Negative news has an impact on the morale of people and some look at the stories of murder and neglect within the black community and feel like celebrating Martin Luther King Day doesn’t have the same reverence it once did. One of my friends asked the question wondering what Dr. King died for with all the black on black violence happening right now. It’s not fair to him to try and figure out how he would feel and what he would say about anything going on today. It’s a different world.

We’ll never know the answers to any of those questions about his feelings because in 1968 Dr. King was killed while fighting for equality, dignity and justice for everyone. As far as I am concerned it doesn’t matter what’s happening today as it relates to him because what he did while he was here was great enough for a holiday. You know he had to be a special person because America just doesn’t give out holidays to anybody. Nothing we are doing in these crazy modern times can take away from any of that.

We have 364 other days of the year to discuss all the current issues our community faces. Today is a day to honor a great man the work he and others did to move society forward.
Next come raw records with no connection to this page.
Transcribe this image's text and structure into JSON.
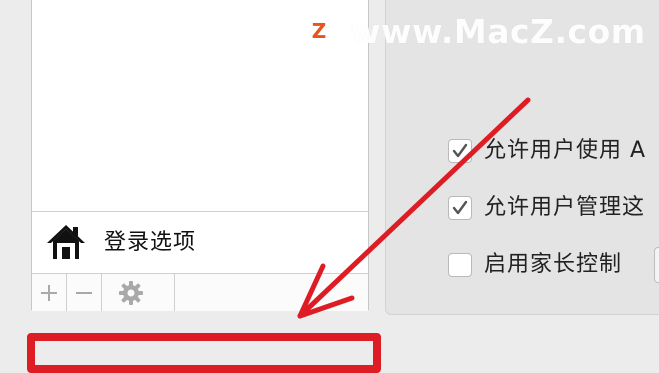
{
  "users_panel": {
    "login_options_label": "登录选项",
    "icons": {
      "login": "house-icon",
      "add": "plus-icon",
      "remove": "minus-icon",
      "action": "gear-icon"
    }
  },
  "settings": {
    "options": [
      {
        "label": "允许用户使用 A",
        "checked": true
      },
      {
        "label": "允许用户管理这",
        "checked": true
      },
      {
        "label": "启用家长控制",
        "checked": false
      }
    ]
  },
  "watermark": {
    "logo": "Z",
    "text": "www.MacZ.com"
  },
  "annotation": {
    "color": "#de1c24"
  }
}
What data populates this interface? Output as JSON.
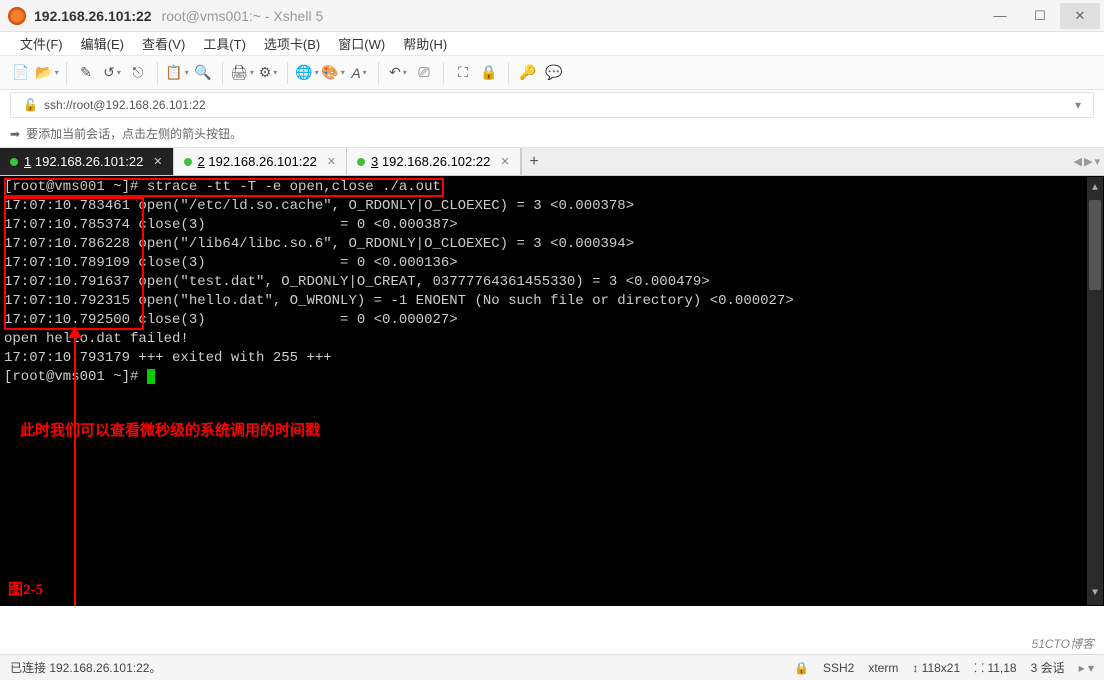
{
  "window": {
    "title_strong": "192.168.26.101:22",
    "title_light": "root@vms001:~ - Xshell 5"
  },
  "menus": {
    "file": "文件(F)",
    "edit": "编辑(E)",
    "view": "查看(V)",
    "tools": "工具(T)",
    "tabs": "选项卡(B)",
    "window": "窗口(W)",
    "help": "帮助(H)"
  },
  "address": {
    "url": "ssh://root@192.168.26.101:22"
  },
  "hint": {
    "text": "要添加当前会话，点击左侧的箭头按钮。"
  },
  "tabs": [
    {
      "idx": "1",
      "label": "192.168.26.101:22",
      "active": true
    },
    {
      "idx": "2",
      "label": "192.168.26.101:22",
      "active": false
    },
    {
      "idx": "3",
      "label": "192.168.26.102:22",
      "active": false
    }
  ],
  "terminal": {
    "prompt1": "[root@vms001 ~]# ",
    "cmd": "strace -tt -T -e open,close ./a.out",
    "lines": [
      "17:07:10.783461 open(\"/etc/ld.so.cache\", O_RDONLY|O_CLOEXEC) = 3 <0.000378>",
      "17:07:10.785374 close(3)                = 0 <0.000387>",
      "17:07:10.786228 open(\"/lib64/libc.so.6\", O_RDONLY|O_CLOEXEC) = 3 <0.000394>",
      "17:07:10.789109 close(3)                = 0 <0.000136>",
      "17:07:10.791637 open(\"test.dat\", O_RDONLY|O_CREAT, 03777764361455330) = 3 <0.000479>",
      "17:07:10.792315 open(\"hello.dat\", O_WRONLY) = -1 ENOENT (No such file or directory) <0.000027>",
      "17:07:10.792500 close(3)                = 0 <0.000027>",
      "open hello.dat failed!",
      "17:07:10.793179 +++ exited with 255 +++"
    ],
    "prompt2": "[root@vms001 ~]# ",
    "annotation": "此时我们可以查看微秒级的系统调用的时间戳",
    "figure_label": "图2-5"
  },
  "status": {
    "conn": "已连接 192.168.26.101:22。",
    "proto": "SSH2",
    "termtype": "xterm",
    "size": "118x21",
    "pos": "11,18",
    "sessions": "3 会话"
  },
  "watermark": "51CTO博客",
  "toolbar_tips": {
    "new": "new",
    "open": "open",
    "edit": "edit",
    "reconnect": "reconnect",
    "disconnect": "disconnect",
    "copy": "copy",
    "paste": "paste",
    "find": "find",
    "print": "print",
    "props": "properties",
    "globe": "web",
    "color": "color",
    "font": "font",
    "zoom": "zoom",
    "clear": "clear",
    "full": "fullscreen",
    "lock": "lock",
    "keys": "keys",
    "chat": "chat"
  }
}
He’s worthy of that recognition regardless of what’s going on now. We have a long way to go but I would hate to see where we would be without the sacrifices of Dr. King and the people that went out there and put there life on the line for us. It doesn't matter how the actions of some of the men in our community would have affected him. It doesn't matter how he would feel about the wars in Iraq or Afghanistan. It doesn't even matter what he would have felt about President Obama's election. What matters is that in a world much different than it is now he put his life on the line so I could have the opportunity to try and succeed or fail at whatever I wanted to. That's good enough for me. Nothing we are dealing with now should take anything away from what they did back then.

Besides, how are we going to fix what we need to if we don’t remember how we got here in the first place?


Anita said...

He is such a towering figure from a long time ago that we think of his words of wisdom as coming from an elder. It is heartbreaking to remember that he was 39, Cliff, only 39.

bayoucreole said...

I am hoping that today, in our beloved city, there is no gun fire at any of the events.

Clifton said...

It's sad that you are hoping for no gunfire and I am sitting here thinking that there's a 50/50 chance. We have to do better.

K. said...

The greatest American of the 20th Century. He was 34 when he gave the "I Have A Dream" speech.

We've come far; we have farther to go. As he said, the arc of the moral universe is long, but it bends toward justice.

Judy Thorne said...

Wonderful post, Cliff. Haven't heard any news of gunfire, so hopefully it was a good MLK day. Thank you.